Shareholders are demanding that the severance and interest — a sum that could total about $200 million — be returned to the company, claiming that the board was asleep at the wheel when they approved the deal and that Ovitz failed miserably in his 14 months as president.

"I concluded there was good and sufficient grounds for termination for cause under the contract," John Donohue, a law professor at Yale and an expert in labor and contract law, testified in the trial being heard in Delaware's Court of the Chancery, a leading business court.

Donohue testified in the second day of a trial that is being closely watched in corporate boardrooms as a key test of corporate responsibility.

"As you look back at his behavior during his tenure at Disney, it did reflect a lack of understanding of his duty of care," Donohue testified, saying he based his opinion on records, case law and statements from depositions before the trial.

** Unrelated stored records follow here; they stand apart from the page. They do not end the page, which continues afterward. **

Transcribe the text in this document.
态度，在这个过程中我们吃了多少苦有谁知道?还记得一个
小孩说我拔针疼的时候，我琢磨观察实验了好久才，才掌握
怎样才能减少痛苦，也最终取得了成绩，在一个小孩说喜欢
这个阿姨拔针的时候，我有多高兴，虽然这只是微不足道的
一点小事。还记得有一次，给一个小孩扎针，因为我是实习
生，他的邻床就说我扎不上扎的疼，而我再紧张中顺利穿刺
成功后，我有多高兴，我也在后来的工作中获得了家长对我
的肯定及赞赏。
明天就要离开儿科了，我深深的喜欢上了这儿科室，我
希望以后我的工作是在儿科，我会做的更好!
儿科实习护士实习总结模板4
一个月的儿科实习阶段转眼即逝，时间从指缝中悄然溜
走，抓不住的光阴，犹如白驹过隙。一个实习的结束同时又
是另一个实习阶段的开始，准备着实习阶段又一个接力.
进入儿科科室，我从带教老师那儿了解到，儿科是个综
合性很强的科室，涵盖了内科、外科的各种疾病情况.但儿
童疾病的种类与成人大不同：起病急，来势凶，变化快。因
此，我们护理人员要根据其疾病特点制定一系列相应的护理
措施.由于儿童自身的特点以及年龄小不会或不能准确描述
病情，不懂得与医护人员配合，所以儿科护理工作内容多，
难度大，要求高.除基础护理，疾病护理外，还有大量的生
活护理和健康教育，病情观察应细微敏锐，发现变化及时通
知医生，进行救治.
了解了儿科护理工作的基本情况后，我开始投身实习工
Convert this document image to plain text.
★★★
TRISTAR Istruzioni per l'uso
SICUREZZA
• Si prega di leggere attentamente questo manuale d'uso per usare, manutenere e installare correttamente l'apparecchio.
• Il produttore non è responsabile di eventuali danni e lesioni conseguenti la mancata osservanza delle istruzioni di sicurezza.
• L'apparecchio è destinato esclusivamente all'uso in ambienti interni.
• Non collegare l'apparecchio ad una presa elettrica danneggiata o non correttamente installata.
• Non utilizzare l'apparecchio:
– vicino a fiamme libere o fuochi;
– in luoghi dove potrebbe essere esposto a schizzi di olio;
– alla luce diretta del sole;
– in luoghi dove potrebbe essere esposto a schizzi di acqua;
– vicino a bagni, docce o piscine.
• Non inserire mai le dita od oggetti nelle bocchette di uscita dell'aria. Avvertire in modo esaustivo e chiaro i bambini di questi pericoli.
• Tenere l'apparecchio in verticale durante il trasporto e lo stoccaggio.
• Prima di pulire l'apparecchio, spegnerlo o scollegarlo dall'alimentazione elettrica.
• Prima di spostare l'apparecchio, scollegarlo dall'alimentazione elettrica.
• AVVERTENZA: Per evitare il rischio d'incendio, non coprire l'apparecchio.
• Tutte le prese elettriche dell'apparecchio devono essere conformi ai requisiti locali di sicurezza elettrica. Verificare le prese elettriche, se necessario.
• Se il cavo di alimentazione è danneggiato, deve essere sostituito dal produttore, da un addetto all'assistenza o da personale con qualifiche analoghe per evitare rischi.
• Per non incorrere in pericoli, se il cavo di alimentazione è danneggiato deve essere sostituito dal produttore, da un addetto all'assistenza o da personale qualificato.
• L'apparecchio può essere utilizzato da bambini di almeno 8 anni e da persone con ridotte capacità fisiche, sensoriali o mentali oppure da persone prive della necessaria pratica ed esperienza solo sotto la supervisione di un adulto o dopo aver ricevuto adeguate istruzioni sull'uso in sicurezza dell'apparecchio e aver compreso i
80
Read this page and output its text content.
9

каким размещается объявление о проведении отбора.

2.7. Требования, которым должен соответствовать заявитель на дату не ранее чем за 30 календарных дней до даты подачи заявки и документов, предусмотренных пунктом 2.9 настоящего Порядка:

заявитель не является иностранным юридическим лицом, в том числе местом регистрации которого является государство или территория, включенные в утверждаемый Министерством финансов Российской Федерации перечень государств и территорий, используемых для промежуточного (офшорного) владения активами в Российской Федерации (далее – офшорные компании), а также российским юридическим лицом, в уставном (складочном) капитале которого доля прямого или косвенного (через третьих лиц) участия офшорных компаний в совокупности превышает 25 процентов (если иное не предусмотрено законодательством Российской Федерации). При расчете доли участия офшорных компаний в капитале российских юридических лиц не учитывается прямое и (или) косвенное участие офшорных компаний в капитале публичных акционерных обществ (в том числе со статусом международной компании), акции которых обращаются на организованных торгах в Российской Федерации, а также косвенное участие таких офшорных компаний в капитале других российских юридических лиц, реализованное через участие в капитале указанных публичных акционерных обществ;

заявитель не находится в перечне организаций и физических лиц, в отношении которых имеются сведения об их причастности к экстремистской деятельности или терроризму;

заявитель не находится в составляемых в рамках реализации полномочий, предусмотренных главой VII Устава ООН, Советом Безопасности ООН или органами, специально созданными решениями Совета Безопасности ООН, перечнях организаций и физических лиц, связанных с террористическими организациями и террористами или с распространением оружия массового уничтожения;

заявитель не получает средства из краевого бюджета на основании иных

"My opinion is that the documentary evidence buttressed by deposition testimony provide the basis for determining that there was substantial and repeated dishonesty on the part of Michael Ovitz during his tenure as president at Disney," he added.

Donohue was the second of three expert witnesses shareholders plan to call in putting on their case.

Shareholders' claims are rooted in a 1995 deal that Disney Chief Executive Michael Eisner (search) struck to hire his good friend Ovitz, the founder of Creative Artists Agency (search) and one of Hollywood's most powerful talent agents. Records show that the board never met to discuss the deal before the company issued a press release announcing Ovitz had joined the media company, shareholders say.

By most accounts, Ovitz' short tenure as president was troubled. Eisner and Ovitz repeatedly clashed, while within the company there were concerns about his lavish spending, questions about his integrity and complaints about his tendency to miss or cancel meetings.

An Ovitz spokesman denied the charges in a statement. "The plaintiff's expert based his unfounded opinion on nothing more than second and third hand hearsay and gossip," he said, adding that there was no cause to fire Ovitz.

"He was absolutely entitled to accept the contractual benefits he received from Disney," the spokesman said.

Eisner and Ovitz had worked out a deal under which Ovitz would leave the company with a "no-fault termination" agreement, which enabled Ovitz to collect the severance package.

Shareholders, who first brought the case in 1997 in, claim the board should never have allowed Eisner to engineer the deal.

Instead of the no-fault deal, Donohue said the board could have fired Ovitz for gross negligence under California regulations, which governed his contract with Disney. Among other reasons, Donohue cited "dishonest statements" attributed to Ovitz and "allegations of inappropriate use of company funds" in testifying that he believed the standards of gross negligence could have been met.

By early next week, when the directors begin putting on their case, Ovitz could be called to the witness stand to defend himself and his severance package. Eisner and most of the Disney board members are also expected to testify at a trial scheduled to last four weeks.